Giving Compass' Take:

• European Foundation Centre CEO Gerry Salole expresses frustration that aid organizations and other nonprofit groups are slow to learn from mistakes, often jumping on new trends, without taking into account community voices.

• How can philanthropy do a better job of listening to community leaders?

• Read about five big impact investing goals identified by community foundations.


The philanthropic and development industries have much in common: ever-expanding jargon, genuine concern for the people at the bottom of the pyramid, a growing focus on evaluating impact — just to randomly name a few of the thousands of similarities. But in what follows I concentrate on a singular joint foible: their respective razor-slim bandwidths for learning.

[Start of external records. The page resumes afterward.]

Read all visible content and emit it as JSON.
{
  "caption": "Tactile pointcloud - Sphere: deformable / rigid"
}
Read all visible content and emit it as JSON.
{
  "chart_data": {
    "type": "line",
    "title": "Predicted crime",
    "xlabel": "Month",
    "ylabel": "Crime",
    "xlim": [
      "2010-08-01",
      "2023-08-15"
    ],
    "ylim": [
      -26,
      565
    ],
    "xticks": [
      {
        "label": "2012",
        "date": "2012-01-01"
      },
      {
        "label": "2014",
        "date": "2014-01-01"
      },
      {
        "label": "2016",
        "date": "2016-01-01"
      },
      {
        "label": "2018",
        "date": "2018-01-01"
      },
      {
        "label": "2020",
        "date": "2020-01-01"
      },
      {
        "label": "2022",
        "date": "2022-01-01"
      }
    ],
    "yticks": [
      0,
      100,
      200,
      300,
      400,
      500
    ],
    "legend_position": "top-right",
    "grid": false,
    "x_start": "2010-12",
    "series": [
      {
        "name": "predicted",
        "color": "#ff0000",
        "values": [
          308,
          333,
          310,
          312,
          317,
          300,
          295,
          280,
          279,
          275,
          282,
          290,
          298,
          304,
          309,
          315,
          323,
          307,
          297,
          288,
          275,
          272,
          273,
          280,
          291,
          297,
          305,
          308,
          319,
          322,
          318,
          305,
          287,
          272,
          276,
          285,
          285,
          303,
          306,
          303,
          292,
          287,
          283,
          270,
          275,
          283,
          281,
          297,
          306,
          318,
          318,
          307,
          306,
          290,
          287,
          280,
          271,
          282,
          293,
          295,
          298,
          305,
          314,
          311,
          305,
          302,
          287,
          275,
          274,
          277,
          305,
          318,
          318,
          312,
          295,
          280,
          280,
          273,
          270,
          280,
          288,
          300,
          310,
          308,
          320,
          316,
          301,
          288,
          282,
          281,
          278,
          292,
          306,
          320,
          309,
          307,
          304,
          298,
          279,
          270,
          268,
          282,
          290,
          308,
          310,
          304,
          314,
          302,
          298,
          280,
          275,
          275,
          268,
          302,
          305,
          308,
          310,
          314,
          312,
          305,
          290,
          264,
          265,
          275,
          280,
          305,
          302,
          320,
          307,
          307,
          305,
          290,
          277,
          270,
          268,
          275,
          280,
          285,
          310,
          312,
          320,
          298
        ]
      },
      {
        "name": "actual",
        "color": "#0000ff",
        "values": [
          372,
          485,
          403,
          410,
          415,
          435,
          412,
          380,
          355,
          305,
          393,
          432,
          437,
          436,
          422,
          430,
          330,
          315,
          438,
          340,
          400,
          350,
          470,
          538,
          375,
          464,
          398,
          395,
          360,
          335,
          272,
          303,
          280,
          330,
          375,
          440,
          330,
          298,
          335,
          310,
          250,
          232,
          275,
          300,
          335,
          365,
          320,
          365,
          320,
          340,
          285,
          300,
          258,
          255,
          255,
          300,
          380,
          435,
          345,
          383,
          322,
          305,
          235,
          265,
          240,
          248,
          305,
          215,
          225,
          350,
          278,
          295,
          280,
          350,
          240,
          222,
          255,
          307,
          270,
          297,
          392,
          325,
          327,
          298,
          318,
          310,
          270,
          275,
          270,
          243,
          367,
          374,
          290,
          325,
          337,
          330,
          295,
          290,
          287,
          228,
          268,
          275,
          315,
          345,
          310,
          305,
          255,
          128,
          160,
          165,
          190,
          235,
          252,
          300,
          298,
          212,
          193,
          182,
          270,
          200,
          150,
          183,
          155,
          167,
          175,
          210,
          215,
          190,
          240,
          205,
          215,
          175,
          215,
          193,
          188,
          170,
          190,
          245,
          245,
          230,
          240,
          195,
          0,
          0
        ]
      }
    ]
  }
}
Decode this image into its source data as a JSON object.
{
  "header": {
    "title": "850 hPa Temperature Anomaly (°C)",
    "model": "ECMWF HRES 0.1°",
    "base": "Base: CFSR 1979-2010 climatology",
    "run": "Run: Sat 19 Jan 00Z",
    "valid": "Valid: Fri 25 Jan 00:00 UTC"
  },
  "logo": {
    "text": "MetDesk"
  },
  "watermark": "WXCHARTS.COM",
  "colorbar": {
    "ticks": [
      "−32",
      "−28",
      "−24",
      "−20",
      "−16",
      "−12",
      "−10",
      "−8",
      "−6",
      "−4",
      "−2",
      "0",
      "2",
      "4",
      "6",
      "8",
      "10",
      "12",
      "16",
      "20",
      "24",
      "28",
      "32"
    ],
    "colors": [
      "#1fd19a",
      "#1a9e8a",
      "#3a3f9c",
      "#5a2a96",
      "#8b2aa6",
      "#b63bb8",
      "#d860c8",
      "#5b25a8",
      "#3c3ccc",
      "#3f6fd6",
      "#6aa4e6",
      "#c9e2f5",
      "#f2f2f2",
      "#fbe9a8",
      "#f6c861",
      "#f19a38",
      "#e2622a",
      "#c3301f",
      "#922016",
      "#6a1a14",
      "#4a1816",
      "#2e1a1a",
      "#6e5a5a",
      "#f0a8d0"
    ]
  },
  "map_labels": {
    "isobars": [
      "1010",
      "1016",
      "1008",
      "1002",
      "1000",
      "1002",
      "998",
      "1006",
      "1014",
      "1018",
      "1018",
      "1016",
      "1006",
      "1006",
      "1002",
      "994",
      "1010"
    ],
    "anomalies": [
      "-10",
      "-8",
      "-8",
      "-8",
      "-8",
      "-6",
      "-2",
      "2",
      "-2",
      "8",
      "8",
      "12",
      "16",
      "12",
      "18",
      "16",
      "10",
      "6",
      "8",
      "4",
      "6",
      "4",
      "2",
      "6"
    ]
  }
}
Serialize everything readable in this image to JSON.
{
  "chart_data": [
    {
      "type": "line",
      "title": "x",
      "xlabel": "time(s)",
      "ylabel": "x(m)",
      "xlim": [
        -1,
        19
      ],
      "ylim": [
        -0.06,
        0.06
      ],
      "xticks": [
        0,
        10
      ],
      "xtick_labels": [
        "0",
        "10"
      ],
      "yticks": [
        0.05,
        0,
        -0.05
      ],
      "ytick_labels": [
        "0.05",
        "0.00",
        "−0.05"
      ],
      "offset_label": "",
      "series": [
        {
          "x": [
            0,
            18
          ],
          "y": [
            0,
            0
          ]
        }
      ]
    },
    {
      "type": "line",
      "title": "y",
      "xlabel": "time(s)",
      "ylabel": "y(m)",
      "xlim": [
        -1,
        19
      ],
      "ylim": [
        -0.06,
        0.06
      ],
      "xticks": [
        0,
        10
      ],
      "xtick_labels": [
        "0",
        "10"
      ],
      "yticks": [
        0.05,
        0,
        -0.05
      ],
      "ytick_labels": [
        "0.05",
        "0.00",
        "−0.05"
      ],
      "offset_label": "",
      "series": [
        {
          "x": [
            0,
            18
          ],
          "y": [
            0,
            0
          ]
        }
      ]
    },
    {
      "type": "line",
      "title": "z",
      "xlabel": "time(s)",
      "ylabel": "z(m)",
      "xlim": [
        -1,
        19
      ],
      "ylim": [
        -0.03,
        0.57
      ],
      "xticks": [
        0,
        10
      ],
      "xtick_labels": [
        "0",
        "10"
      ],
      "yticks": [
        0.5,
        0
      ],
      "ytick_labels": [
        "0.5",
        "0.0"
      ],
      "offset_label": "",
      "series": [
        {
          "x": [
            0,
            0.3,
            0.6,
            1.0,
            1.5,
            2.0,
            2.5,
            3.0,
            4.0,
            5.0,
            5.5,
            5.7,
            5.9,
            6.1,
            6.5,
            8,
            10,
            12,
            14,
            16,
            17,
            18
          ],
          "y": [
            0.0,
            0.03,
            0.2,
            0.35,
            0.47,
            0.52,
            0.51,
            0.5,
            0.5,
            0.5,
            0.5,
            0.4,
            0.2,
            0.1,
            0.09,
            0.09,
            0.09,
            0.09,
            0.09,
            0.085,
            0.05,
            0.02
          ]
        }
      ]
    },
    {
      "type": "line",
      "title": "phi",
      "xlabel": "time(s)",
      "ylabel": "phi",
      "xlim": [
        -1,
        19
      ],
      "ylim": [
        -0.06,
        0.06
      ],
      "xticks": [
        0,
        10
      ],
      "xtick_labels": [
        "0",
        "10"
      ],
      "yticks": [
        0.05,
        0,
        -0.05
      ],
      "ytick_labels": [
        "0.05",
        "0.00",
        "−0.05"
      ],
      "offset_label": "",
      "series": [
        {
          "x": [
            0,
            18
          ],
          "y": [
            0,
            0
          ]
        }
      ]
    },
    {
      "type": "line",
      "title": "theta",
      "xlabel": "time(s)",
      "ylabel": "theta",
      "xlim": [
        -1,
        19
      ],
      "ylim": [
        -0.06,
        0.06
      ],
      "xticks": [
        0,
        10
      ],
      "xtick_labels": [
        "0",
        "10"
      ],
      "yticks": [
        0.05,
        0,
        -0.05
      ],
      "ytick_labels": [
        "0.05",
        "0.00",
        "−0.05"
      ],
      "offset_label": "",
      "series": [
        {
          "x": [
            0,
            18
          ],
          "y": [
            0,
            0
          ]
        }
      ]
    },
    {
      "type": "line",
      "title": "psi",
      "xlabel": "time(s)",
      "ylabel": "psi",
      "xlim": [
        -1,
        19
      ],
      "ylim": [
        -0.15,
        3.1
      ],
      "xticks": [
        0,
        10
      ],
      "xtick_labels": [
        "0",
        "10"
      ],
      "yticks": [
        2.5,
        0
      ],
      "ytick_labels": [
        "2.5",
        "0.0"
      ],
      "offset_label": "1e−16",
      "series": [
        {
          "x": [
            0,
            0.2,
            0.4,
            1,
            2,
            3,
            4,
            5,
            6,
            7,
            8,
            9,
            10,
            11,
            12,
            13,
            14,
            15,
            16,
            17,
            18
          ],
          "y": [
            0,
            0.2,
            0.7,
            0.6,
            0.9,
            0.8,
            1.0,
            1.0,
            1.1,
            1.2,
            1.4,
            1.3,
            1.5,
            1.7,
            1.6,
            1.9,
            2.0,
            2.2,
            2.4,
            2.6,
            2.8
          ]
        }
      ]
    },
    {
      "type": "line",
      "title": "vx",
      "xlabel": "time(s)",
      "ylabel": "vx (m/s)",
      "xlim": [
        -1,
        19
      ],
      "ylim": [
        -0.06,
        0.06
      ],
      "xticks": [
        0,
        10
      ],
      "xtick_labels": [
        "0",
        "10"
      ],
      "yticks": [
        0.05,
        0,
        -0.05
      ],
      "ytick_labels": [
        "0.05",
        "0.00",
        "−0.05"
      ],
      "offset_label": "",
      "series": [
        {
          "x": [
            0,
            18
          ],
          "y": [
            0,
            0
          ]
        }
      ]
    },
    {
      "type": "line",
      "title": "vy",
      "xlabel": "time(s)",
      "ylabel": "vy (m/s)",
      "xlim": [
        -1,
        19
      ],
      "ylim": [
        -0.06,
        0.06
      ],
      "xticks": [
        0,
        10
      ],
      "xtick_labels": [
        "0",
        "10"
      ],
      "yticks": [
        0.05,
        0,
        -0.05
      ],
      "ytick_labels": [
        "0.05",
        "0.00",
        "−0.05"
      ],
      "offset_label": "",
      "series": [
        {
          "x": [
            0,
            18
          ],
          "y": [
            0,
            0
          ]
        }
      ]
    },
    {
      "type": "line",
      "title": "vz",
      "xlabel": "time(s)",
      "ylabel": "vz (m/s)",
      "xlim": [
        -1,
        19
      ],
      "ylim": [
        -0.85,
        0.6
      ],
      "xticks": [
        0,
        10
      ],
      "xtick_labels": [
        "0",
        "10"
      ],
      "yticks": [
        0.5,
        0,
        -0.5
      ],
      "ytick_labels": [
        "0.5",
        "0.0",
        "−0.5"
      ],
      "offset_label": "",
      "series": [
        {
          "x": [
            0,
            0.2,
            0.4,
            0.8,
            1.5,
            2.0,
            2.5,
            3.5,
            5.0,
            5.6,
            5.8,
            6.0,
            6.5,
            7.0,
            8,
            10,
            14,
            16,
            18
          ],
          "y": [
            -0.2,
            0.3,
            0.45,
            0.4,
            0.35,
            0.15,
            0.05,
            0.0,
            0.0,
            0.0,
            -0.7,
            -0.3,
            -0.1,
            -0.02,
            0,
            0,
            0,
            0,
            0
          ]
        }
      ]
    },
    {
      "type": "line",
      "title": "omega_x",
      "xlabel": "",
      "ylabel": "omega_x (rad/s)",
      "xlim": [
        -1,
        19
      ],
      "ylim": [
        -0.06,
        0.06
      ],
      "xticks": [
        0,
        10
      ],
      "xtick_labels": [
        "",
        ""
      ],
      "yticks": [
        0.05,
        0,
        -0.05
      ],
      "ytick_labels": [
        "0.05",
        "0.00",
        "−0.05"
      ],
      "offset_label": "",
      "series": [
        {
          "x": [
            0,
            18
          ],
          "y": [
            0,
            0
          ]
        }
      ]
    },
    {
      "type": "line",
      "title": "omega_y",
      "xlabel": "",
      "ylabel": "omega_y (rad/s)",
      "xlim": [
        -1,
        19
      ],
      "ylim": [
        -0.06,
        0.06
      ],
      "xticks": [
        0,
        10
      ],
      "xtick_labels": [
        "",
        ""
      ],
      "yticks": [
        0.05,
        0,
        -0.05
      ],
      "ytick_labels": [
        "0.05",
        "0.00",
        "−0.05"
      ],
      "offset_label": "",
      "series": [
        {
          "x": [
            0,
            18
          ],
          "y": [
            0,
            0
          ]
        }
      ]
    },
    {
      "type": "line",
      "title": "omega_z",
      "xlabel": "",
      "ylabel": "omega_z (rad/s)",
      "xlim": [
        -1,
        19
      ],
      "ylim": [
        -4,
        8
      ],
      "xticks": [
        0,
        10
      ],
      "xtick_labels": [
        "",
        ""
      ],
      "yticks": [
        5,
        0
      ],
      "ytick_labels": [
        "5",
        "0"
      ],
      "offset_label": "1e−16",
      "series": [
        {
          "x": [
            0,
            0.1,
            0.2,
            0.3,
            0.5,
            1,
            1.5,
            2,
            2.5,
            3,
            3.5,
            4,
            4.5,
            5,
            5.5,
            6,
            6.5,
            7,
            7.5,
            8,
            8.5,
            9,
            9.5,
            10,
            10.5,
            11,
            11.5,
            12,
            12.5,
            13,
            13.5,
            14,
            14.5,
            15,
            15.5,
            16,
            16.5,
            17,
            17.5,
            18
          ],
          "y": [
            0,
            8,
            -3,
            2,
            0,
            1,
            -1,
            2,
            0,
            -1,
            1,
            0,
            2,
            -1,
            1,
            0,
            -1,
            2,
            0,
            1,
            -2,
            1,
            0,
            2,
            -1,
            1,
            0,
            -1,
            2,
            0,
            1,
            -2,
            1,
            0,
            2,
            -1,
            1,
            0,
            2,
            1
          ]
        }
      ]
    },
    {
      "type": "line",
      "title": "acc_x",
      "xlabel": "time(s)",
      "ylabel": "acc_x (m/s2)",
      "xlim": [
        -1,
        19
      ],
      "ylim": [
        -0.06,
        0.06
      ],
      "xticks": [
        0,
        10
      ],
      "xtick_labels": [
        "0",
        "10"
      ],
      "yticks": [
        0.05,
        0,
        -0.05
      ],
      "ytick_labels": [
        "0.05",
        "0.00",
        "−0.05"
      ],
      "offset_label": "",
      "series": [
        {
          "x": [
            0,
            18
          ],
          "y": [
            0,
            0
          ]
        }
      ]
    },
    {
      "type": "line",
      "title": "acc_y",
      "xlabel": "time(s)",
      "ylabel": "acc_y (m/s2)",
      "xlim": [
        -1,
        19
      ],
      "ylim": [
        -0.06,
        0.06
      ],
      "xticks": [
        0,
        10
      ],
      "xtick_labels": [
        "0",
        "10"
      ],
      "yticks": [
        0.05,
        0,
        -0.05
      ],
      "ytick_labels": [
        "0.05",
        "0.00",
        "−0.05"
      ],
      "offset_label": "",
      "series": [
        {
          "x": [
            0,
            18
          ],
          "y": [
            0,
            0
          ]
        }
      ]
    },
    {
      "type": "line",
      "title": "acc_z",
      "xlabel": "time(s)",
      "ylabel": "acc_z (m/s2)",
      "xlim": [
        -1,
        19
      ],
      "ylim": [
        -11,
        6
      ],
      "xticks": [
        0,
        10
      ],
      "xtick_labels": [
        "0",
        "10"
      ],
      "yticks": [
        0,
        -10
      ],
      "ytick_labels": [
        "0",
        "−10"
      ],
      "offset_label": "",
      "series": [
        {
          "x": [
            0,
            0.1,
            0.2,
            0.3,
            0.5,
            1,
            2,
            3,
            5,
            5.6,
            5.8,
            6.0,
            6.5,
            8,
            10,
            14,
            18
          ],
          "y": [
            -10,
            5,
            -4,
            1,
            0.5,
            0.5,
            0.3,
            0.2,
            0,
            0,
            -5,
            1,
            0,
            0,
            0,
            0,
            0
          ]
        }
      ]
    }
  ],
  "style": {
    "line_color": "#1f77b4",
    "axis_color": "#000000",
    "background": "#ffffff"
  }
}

My suspicion that both sectors seem to possess an inability to learn and retain lessons has been growing over the last (almost) four decades that I've spent working between the two. I have watched as lessons are learned, then forgotten over a few years — each generation convinced that they need to sweep away the “old” and bring in the “new.” I have watched these “new” ideas and trends arrive, with donors dutifully getting in line to be the first to test shiny new magic bullets, and to stake their claim as a leader (even worse, expert) in whatever fad has captured the zeitgeist in a particular moment. What’s most frustrating is watching the cyclical nature by which this oblivious learning and forgetting is happening, and happening again, and then happening again. To borrow Yogi Berra’s famous quote: “It's déjà vu all over again.”

Take for example the beautiful simplicity and importance of putting communities at the heart of (their own) development — the theme of a new GrantCraft Leadership Series paper "How Community Philanthropy Shifts Power: What Donors Can Do to Help Make That Happen." This has been a reoccurring theme over the course of my career, but unfortunately it seems to be an idea that needs to be continuously relearned.